Most of such images have undergone compression
already, and such show an image statistics that is non-natural and
typical for the compressor used in first place. Thus, if you compress
a JPEG image with JPEG 2000, yes , it will show a sub-optimal result.
The same goes for the reverse, of course. If you want to measure
image compression performance, it is of utter importance to use original
uncompressed images, and not just arbitrary images that
underwent some unknown compression already. The JPEG provides a test
image set, for example, that is used by the committee for
such purposes.
The only result of a study using already compressed images is that a
codec whose technology is close to the original technology used to
arrive at the test image will perform better - and that would be the
JPEG-1 standard.
o) It might or might not be known, but the JPEG is actually open for any
proposals - in fact, there is currently an open proposal for Advanced
Image Coding. Such a proposal means that contributors may bring in code,
and such code is then evaluated carefully, under the same strict
guidelines as any other code is and has been evaluated. Of course,
google technology is as welcome as any other technology.
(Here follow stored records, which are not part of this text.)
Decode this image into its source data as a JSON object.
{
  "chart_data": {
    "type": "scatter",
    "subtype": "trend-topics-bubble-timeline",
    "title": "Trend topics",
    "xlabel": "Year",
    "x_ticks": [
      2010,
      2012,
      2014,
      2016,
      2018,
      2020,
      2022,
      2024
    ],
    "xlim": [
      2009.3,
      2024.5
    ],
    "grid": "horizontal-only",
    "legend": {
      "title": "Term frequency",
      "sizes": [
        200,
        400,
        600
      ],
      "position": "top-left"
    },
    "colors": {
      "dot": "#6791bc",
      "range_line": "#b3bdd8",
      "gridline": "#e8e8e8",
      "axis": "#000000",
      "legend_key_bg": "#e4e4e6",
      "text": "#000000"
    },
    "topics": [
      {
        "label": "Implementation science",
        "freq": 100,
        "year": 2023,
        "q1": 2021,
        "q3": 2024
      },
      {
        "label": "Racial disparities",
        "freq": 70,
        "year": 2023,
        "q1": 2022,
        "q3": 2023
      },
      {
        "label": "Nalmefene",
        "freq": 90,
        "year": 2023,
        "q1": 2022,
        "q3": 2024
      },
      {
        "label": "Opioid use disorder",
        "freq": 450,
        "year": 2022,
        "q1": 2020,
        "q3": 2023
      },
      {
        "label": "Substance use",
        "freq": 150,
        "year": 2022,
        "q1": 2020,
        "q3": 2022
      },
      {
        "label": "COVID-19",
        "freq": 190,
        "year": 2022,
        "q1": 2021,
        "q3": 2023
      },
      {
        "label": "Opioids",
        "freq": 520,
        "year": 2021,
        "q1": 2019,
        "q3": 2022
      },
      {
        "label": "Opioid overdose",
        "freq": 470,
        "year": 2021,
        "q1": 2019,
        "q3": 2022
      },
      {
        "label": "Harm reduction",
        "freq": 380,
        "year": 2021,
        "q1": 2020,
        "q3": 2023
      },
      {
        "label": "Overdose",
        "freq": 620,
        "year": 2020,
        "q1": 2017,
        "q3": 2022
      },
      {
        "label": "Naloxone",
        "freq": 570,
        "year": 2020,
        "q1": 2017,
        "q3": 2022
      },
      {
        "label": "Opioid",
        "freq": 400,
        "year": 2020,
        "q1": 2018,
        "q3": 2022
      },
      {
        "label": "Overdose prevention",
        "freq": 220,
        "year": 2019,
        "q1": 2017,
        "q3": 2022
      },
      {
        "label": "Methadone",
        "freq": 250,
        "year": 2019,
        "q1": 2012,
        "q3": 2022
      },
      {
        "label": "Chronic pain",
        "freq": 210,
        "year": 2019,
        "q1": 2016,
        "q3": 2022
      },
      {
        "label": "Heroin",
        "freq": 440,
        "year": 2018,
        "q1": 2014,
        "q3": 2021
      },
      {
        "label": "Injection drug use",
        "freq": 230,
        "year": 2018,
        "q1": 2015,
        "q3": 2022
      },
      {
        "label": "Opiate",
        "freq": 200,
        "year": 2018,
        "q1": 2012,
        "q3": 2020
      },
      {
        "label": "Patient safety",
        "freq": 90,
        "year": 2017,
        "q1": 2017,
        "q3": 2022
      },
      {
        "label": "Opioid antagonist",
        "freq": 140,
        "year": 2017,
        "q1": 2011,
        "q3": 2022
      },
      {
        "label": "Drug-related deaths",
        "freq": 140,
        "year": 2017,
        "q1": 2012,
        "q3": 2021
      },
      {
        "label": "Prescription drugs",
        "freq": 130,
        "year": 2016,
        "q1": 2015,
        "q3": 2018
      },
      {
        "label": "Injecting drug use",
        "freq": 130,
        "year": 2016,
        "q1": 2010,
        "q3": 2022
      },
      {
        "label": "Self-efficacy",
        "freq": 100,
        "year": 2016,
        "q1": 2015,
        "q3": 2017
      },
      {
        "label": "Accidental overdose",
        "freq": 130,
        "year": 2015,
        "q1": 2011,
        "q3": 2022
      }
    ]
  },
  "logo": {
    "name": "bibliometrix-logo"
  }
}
To give you some idea what is wrong with this comparison, here is an
unbiased first, very quick test that made me very feel very
suspicious about this study:
Compress a typical test image with the webp code, for example "boats"
(or shipbig in my collection - s.bmp):
thor@cutter:~/src/webp/libwebp> webpconv -quality 80 s.bmp
Target quality 80
processing s.bmp
Output file s.webp
thor@cutter:~/src/webp/libwebp> mv s.bmp so.bmp
thor@cutter:~/src/webp/libwebp> webpconv -format bmp s.webp
Output format bmp
processing s.webp
Output file s.bmp
thor@cutter:~/src/webp/libwebp> difftest_ng so.bmp s.bmp
PSNR: 33.5615
thor@cutter:~/src/webp/libwebp> ls -l s.webp
-rw-r--r-- 1 thor thor 165428 1. Okt 23:40 s.webp
Thus, we have a PSNR of 33.56 at a bitrate of 165428 bytes. Now compress
the same with JPEG2000, using PSNR optimal settings
(I'm not doing anything fancy here):
thor@cutter:~/src/webp/libwebp> j2k -by 165428 so.bmp s.j2k
thor@cutter:~/src/webp/libwebp> ls -l s.j2k
-rw-r--r-- 1 thor thor 165497 1. Okt 23:42 s.j2k
A close match, I would say. Reconstruction:
thor@cutter:~/src/webp/libwebp> j2k s.j2k s2.bmp
thor@cutter:~/src/webp/libwebp> difftest_ng so.bmp s2.bmp
PSNR: 34.1319
That makes a PSNR difference of 0.6dB, which is quite a lot in the image
compression community. I'm not stating that this
reflects the total performance of WebP, it is only a very quick, very
early, very simple test. But what I find shocking that
nothing in this "study" actually reflects such an outcome. It is the
very *first* thing that should be done.
Test software used here is the 0.8 source code I downloaded and compiled
on a Debian 64 bit machine, and a JPEG 2000 implementation
from my own hands, but you can surely verify similar results using the
reference software, the JJ2000 or the jasper. Options, details
and performance may differ a bit, but that is nothing that would explain
the missing 0.6 dB. Test image for this check is, as said,
the "boats" image from the waterloo test set, also part of the (old)
JPEG test set. It is only used because it is the first image I
had available, and it is traditionally the first image I test with - no
other reason. (Yes, I should test with lena - but that's a too small,
too bad quality image to be of much use).
Best regards,
Thomas Richter